Standing tall among sporting giants

Excercise physiology professor Vicki Harber named to CAAWS' list of most influential women in sport in Canada

Jane Hurly - 18 January 2013

There's nothing more rewarding for University of Alberta professor Vicki Harber than spreading the word about the importance of girls' and women's participation in sport and physical activity for their well-being, or helping coaches understand what the young female athlete needs for healthy development, and promoting physical literacy so every child learns the fundamental skills they need to play and enjoy sport for life.

This week Harber's lifetime contribution to the field as an academic and an athlete was honoured - for the second consecutive year - by the Canadian Association for the Advancement of Women and Sport and Physical Activity (CAAWS) which named her in its top twenty Most Influential Women in Sport list.

I was surprised initially," said Harber, when informed about the recognition, "but also very grateful because CAAWS is such a strong organization and agency.

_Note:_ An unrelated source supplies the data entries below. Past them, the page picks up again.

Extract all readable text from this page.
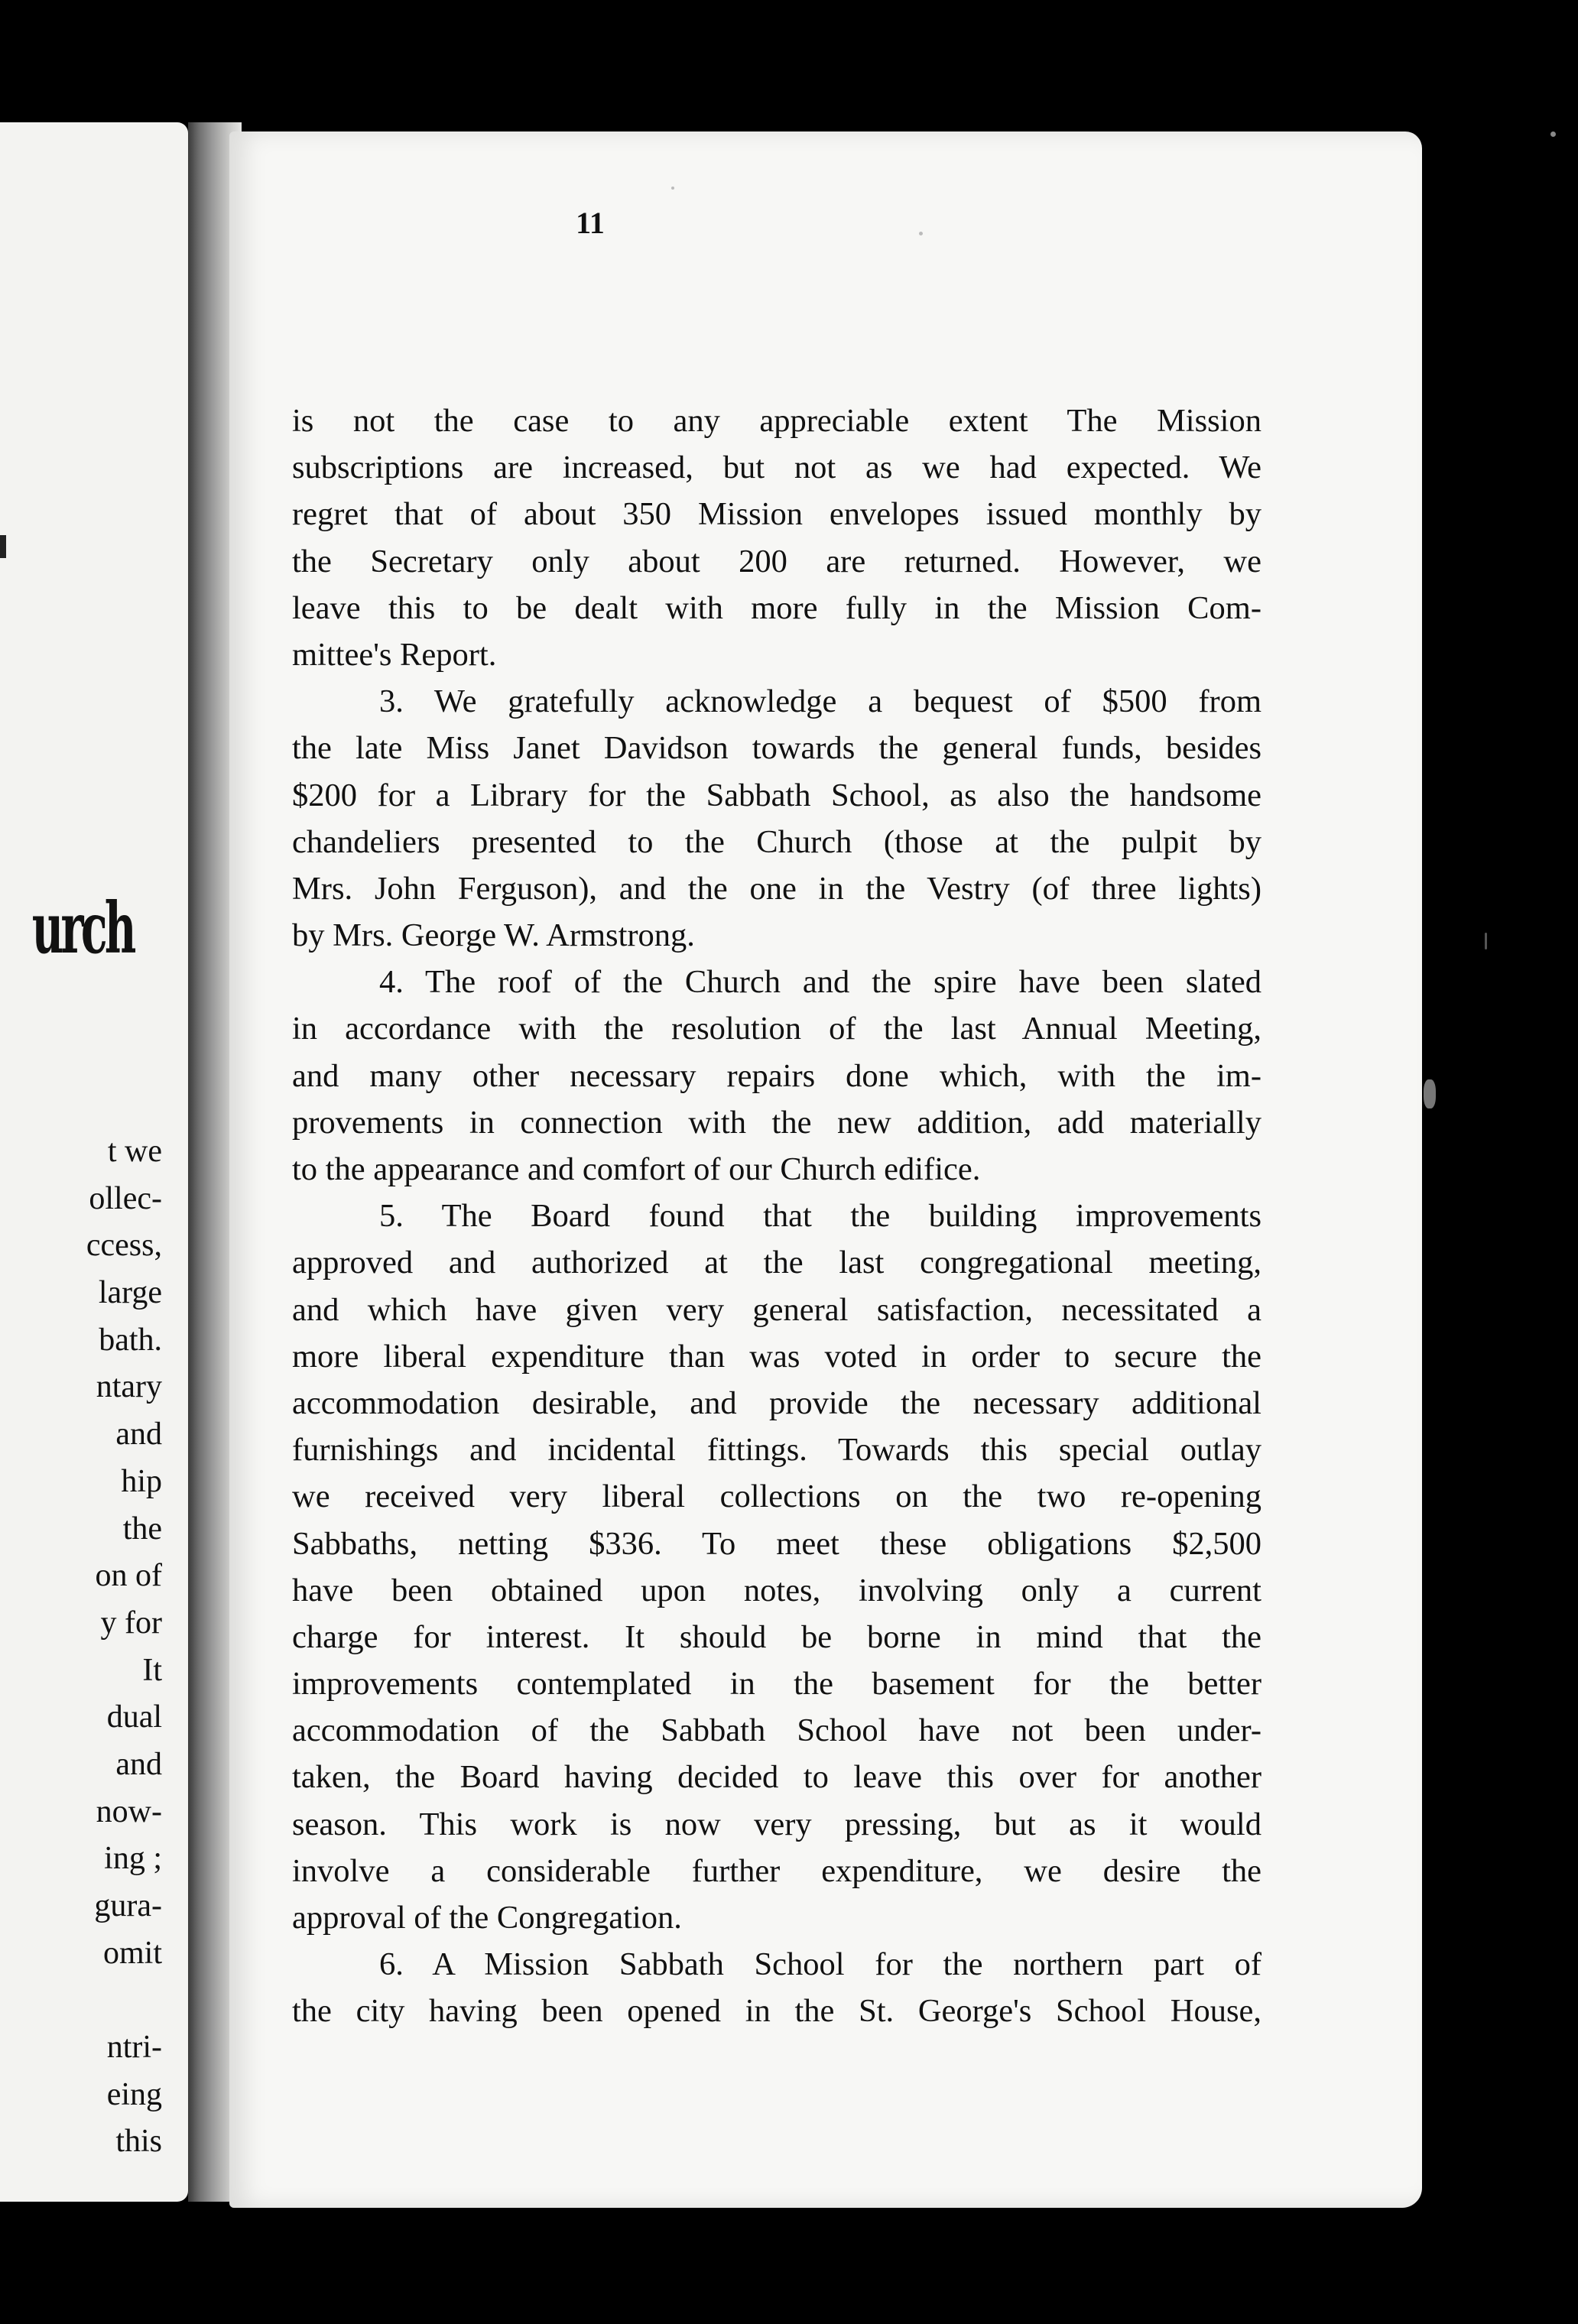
urch
t we
ollec-
ccess,
large
bath.
ntary
and
hip
the
on of
y for
It
dual
and
now-
ing ;
gura-
omit
ntri-
eing
this
11
is not the case to any appreciable extent The Mission
subscriptions are increased, but not as we had expected. We
regret that of about 350 Mission envelopes issued monthly by
the Secretary only about 200 are returned. However, we
leave this to be dealt with more fully in the Mission Com-
mittee's Report.
3. We gratefully acknowledge a bequest of $500 from
the late Miss Janet Davidson towards the general funds, besides
$200 for a Library for the Sabbath School, as also the handsome
chandeliers presented to the Church (those at the pulpit by
Mrs. John Ferguson), and the one in the Vestry (of three lights)
by Mrs. George W. Armstrong.
4. The roof of the Church and the spire have been slated
in accordance with the resolution of the last Annual Meeting,
and many other necessary repairs done which, with the im-
provements in connection with the new addition, add materially
to the appearance and comfort of our Church edifice.
5. The Board found that the building improvements
approved and authorized at the last congregational meeting,
and which have given very general satisfaction, necessitated a
more liberal expenditure than was voted in order to secure the
accommodation desirable, and provide the necessary additional
furnishings and incidental fittings. Towards this special outlay
we received very liberal collections on the two re-opening
Sabbaths, netting $336. To meet these obligations $2,500
have been obtained upon notes, involving only a current
charge for interest. It should be borne in mind that the
improvements contemplated in the basement for the better
accommodation of the Sabbath School have not been under-
taken, the Board having decided to leave this over for another
season. This work is now very pressing, but as it would
involve a considerable further expenditure, we desire the
approval of the Congregation.
6. A Mission Sabbath School for the northern part of
the city having been opened in the St. George's School House,
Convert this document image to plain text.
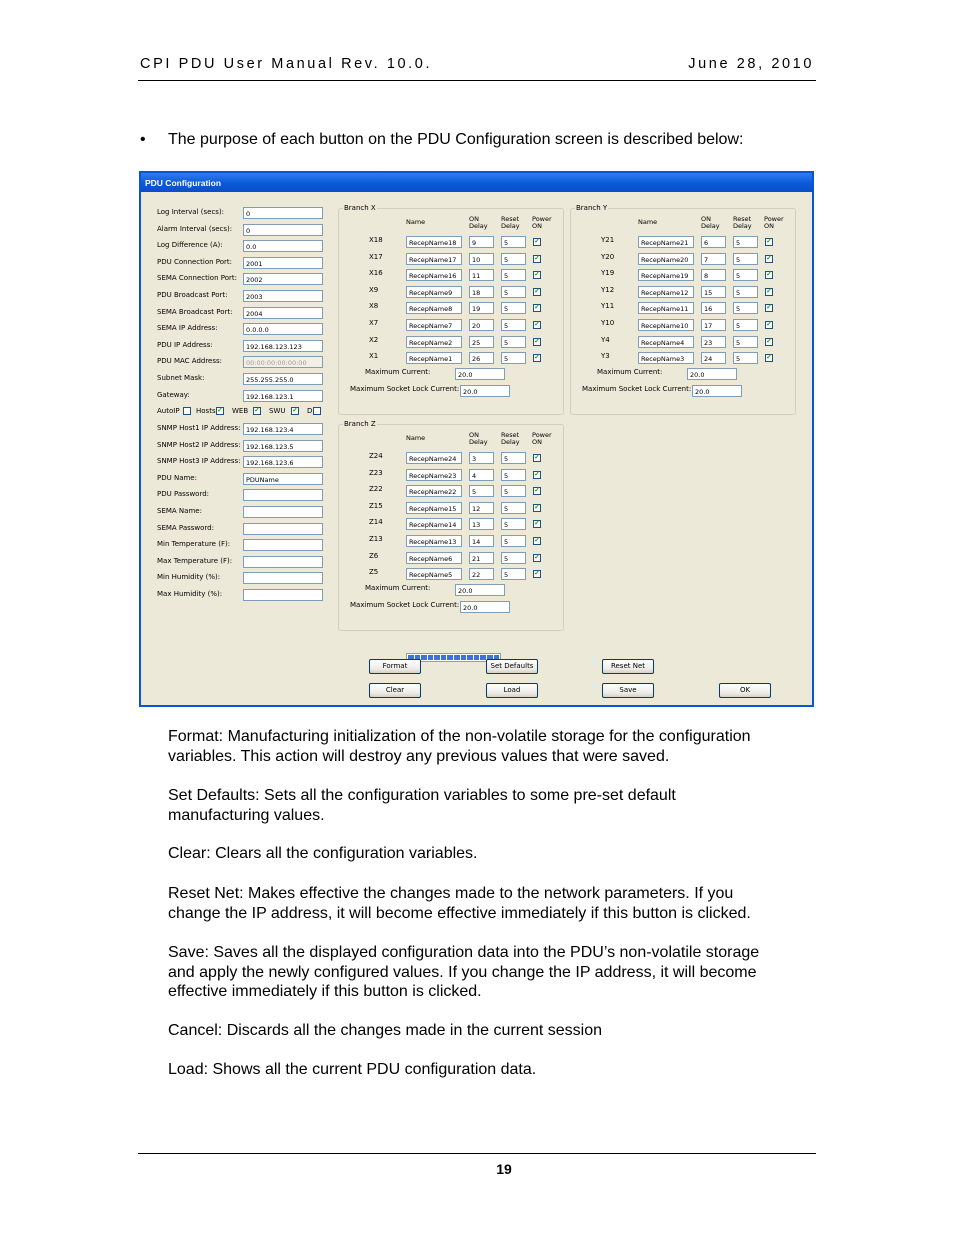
CPI PDU User Manual Rev. 10.0.	June 28, 2010
• The purpose of each button on the PDU Configuration screen is described below:
PDU Configuration
Log Interval (secs):	0
Alarm Interval (secs):	0
Log Difference (A):	0.0
PDU Connection Port:	2001
SEMA Connection Port:	2002
PDU Broadcast Port:	2003
SEMA Broadcast Port:	2004
SEMA IP Address:	0.0.0.0
PDU IP Address:	192.168.123.123
PDU MAC Address:	00:00:00:00:00:00
Subnet Mask:	255.255.255.0
Gateway:	192.168.123.1
AutoIP Hosts ✓ WEB ✓ SWU ✓ D
SNMP Host1 IP Address: 192.168.123.4
SNMP Host2 IP Address: 192.168.123.5
SNMP Host3 IP Address: 192.168.123.6
PDU Name:	PDUName
PDU Password:
SEMA Name:
SEMA Password:
Min Temperature (F):
Max Temperature (F):
Min Humidity (%):
Max Humidity (%):
Branch X
Name	ON
Delay
Reset
Delay
Power
ON
X18	RecepName18	9	5	✓
X17	RecepName17	10	5	✓
X16	RecepName16	11	5	✓
X9	RecepName9	18	5	✓
X8	RecepName8	19	5	✓
X7	RecepName7	20	5	✓
X2	RecepName2	25	5	✓
X1	RecepName1	26	5	✓
Maximum Current:	20.0
Maximum Socket Lock Current: 20.0
Branch Y
Name	ON
Delay
Reset
Delay
Power
ON
Y21	RecepName21	6	5	✓
Y20	RecepName20	7	5	✓
Y19	RecepName19	8	5	✓
Y12	RecepName12	15	5	✓
Y11	RecepName11	16	5	✓
Y10	RecepName10	17	5	✓
Y4	RecepName4	23	5	✓
Y3	RecepName3	24	5	✓
Maximum Current:	20.0
Maximum Socket Lock Current: 20.0
Branch Z
Name	ON
Delay
Reset
Delay
Power
ON
Z24	RecepName24	3	5	✓
Z23	RecepName23	4	5	✓
Z22	RecepName22	5	5	✓
Z15	RecepName15	12	5	✓
Z14	RecepName14	13	5	✓
Z13	RecepName13	14	5	✓
Z6	RecepName6	21	5	✓
Z5	RecepName5	22	5	✓
Maximum Current:	20.0
Maximum Socket Lock Current: 20.0
Format	Set Defaults	Reset Net
Clear	Load	Save	OK
Format: Manufacturing initialization of the non-volatile storage for the configuration
variables. This action will destroy any previous values that were saved.
Set Defaults: Sets all the configuration variables to some pre-set default
manufacturing values.
Clear: Clears all the configuration variables.
Reset Net: Makes effective the changes made to the network parameters. If you
change the IP address, it will become effective immediately if this button is clicked.
Save: Saves all the displayed configuration data into the PDU’s non-volatile storage
and apply the newly configured values. If you change the IP address, it will become
effective immediately if this button is clicked.
Cancel: Discards all the changes made in the current session
Load: Shows all the current PDU configuration data.
19
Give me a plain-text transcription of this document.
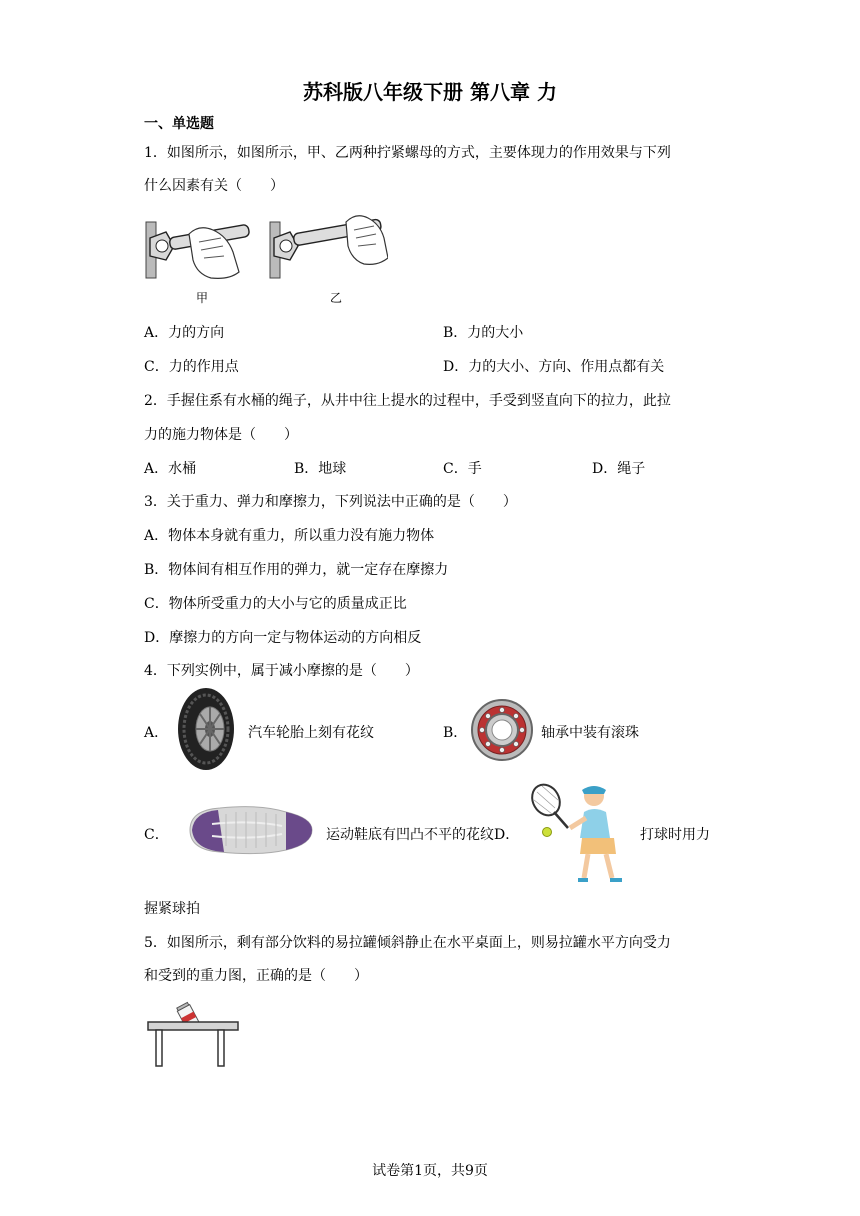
苏科版八年级下册 第八章 力
一、单选题
1．如图所示，如图所示，甲、乙两种拧紧螺母的方式，主要体现力的作用效果与下列
什么因素有关（　　）
甲	乙
A．力的方向	B．力的大小
C．力的作用点	D．力的大小、方向、作用点都有关
2．手握住系有水桶的绳子，从井中往上提水的过程中，手受到竖直向下的拉力，此拉
力的施力物体是（　　）
A．水桶	B．地球	C．手	D．绳子
3．关于重力、弹力和摩擦力，下列说法中正确的是（　　）
A．物体本身就有重力，所以重力没有施力物体
B．物体间有相互作用的弹力，就一定存在摩擦力
C．物体所受重力的大小与它的质量成正比
D．摩擦力的方向一定与物体运动的方向相反
4．下列实例中，属于减小摩擦的是（　　）
A．	汽车轮胎上刻有花纹	B．	轴承中装有滚珠
C．	运动鞋底有凹凸不平的花纹D．	打球时用力
握紧球拍
5．如图所示，剩有部分饮料的易拉罐倾斜静止在水平桌面上，则易拉罐水平方向受力
和受到的重力图，正确的是（　　）
试卷第1页，共9页
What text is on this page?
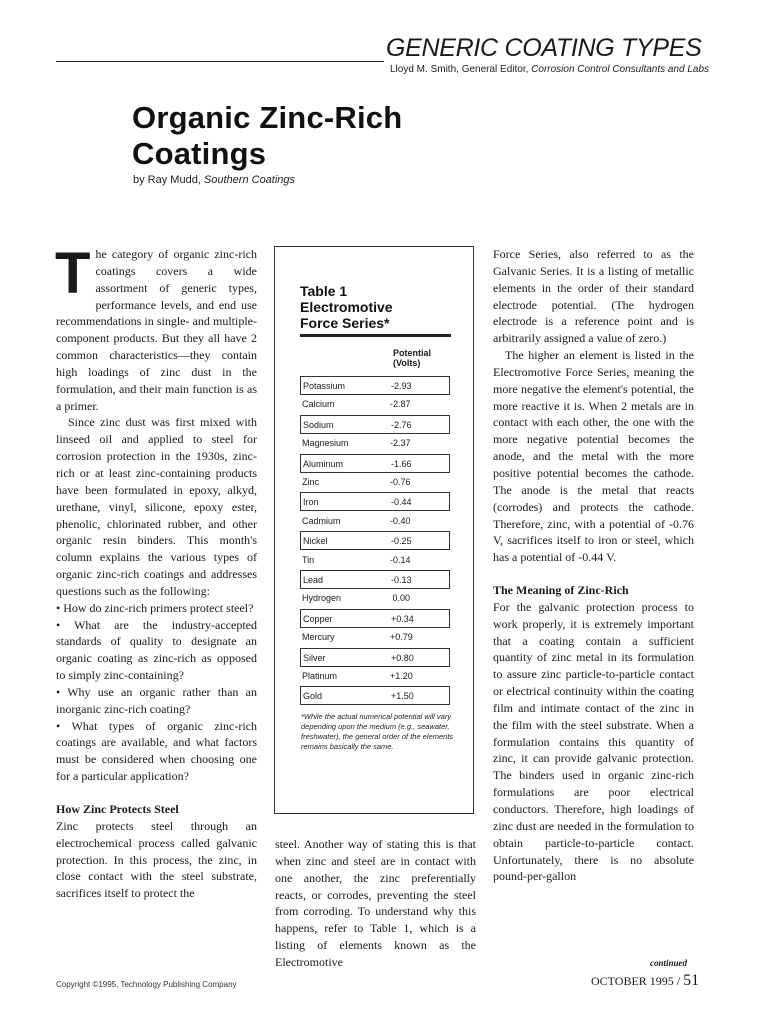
GENERIC COATING TYPES
Lloyd M. Smith, General Editor, Corrosion Control Consultants and Labs
Organic Zinc-Rich
Coatings
by Ray Mudd, Southern Coatings
T he category of organic zinc-rich coatings covers a wide assortment of generic types, performance levels, and end use recommendations in single- and multiple-component products. But they all have 2 common characteristics—they contain high loadings of zinc dust in the formulation, and their main function is as a primer.

Since zinc dust was first mixed with linseed oil and applied to steel for corrosion protection in the 1930s, zinc-rich or at least zinc-containing products have been formulated in epoxy, alkyd, urethane, vinyl, silicone, epoxy ester, phenolic, chlorinated rubber, and other organic resin binders. This month's column explains the various types of organic zinc-rich coatings and addresses questions such as the following:

• How do zinc-rich primers protect steel?

• What are the industry-accepted standards of quality to designate an organic coating as zinc-rich as opposed to simply zinc-containing?

• Why use an organic rather than an inorganic zinc-rich coating?

• What types of organic zinc-rich coatings are available, and what factors must be considered when choosing one for a particular application?

How Zinc Protects Steel

Zinc protects steel through an electrochemical process called galvanic protection. In this process, the zinc, in close contact with the steel substrate, sacrifices itself to protect the

Table 1
Electromotive
Force Series*
Potential
(Volts)
Potassium	-2.93
Calcium	-2.87
Sodium	-2.76
Magnesium	-2.37
Aluminum	-1.66
Zinc	-0.76
Iron	-0.44
Cadmium	-0.40
Nickel	-0.25
Tin	-0.14
Lead	-0.13
Hydrogen	0.00
Copper	+0.34
Mercury	+0.79
Silver	+0.80
Platinum	+1.20
Gold	+1.50
*While the actual numerical potential will vary depending upon the medium (e.g., seawater, freshwater), the general order of the elements remains basically the same.

steel. Another way of stating this is that when zinc and steel are in contact with one another, the zinc preferentially reacts, or corrodes, preventing the steel from corroding. To understand why this happens, refer to Table 1, which is a listing of elements known as the Electromotive

Force Series, also referred to as the Galvanic Series. It is a listing of metallic elements in the order of their standard electrode potential. (The hydrogen electrode is a reference point and is arbitrarily assigned a value of zero.)

The higher an element is listed in the Electromotive Force Series, meaning the more negative the element's potential, the more reactive it is. When 2 metals are in contact with each other, the one with the more negative potential becomes the anode, and the metal with the more positive potential becomes the cathode. The anode is the metal that reacts (corrodes) and protects the cathode. Therefore, zinc, with a potential of -0.76 V, sacrifices itself to iron or steel, which has a potential of -0.44 V.

The Meaning of Zinc-Rich

For the galvanic protection process to work properly, it is extremely important that a coating contain a sufficient quantity of zinc metal in its formulation to assure zinc particle-to-particle contact or electrical continuity within the coating film and intimate contact of the zinc in the film with the steel substrate. When a formulation contains this quantity of zinc, it can provide galvanic protection. The binders used in organic zinc-rich formulations are poor electrical conductors. Therefore, high loadings of zinc dust are needed in the formulation to obtain particle-to-particle contact. Unfortunately, there is no absolute pound-per-gallon

continued
Copyright ©1995, Technology Publishing Company	OCTOBER 1995 / 51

Their support and backing enables me to do the things I'm passionate about - getting the message out about sport and physical activity for girls and women and sharing it with organizations that find what I have to say beneficial."

Harber, an exercise physiologist, and former Olympian in rowing, is one of the leading academic voices with Canadian Sport for Life (CS4L) a body seeking to improve the quality of sport and physical activity. Her paper for the organization, "The Female Athlete Perspective," has been dramatically changing the way parents, coaches and physical education teachers think about girls' healthy development as athletes. It's this opportunity at the peak of her academic career to share her knowledge broadly through CS4L that's exciting to Harber and, in many ways, the perfect junction of an academic career devoted to the study of female athlete and a lifelong love of sport.

"I feel as though I've lived this journey all my life. Being physically active was as natural as breathing. I have been competitive, sport-minded, and driven by sport my whole life," she said. "That accounts for the choices in my academic direction. I've also walked the road of an elite athlete and participated in the Olympics. Paralleling that with my graduate studies - investigating the female athlete's physiology - when I became a member of the CS4L group it was as if I finally knew what I wanted to do when I grew up! I have always been passionate about sharing my academic experiences: the evidence, the literature and being able to parlay that into tangible, meaningful messages for people that can benefit from them."

While there is more respect and understanding of female athletes' participation in sport, change, she notes can be slow and complex. "People still marvel that the first women's Olympic marathon was in 1984! But I feel confident that we're moving in the right direction. I think many of the obstacles that are in the way of girls and women participating in sport and physical activity are really obstacles for all. If we can work hard at removing those it might make it easier or improve the atmosphere in which girls and women compete."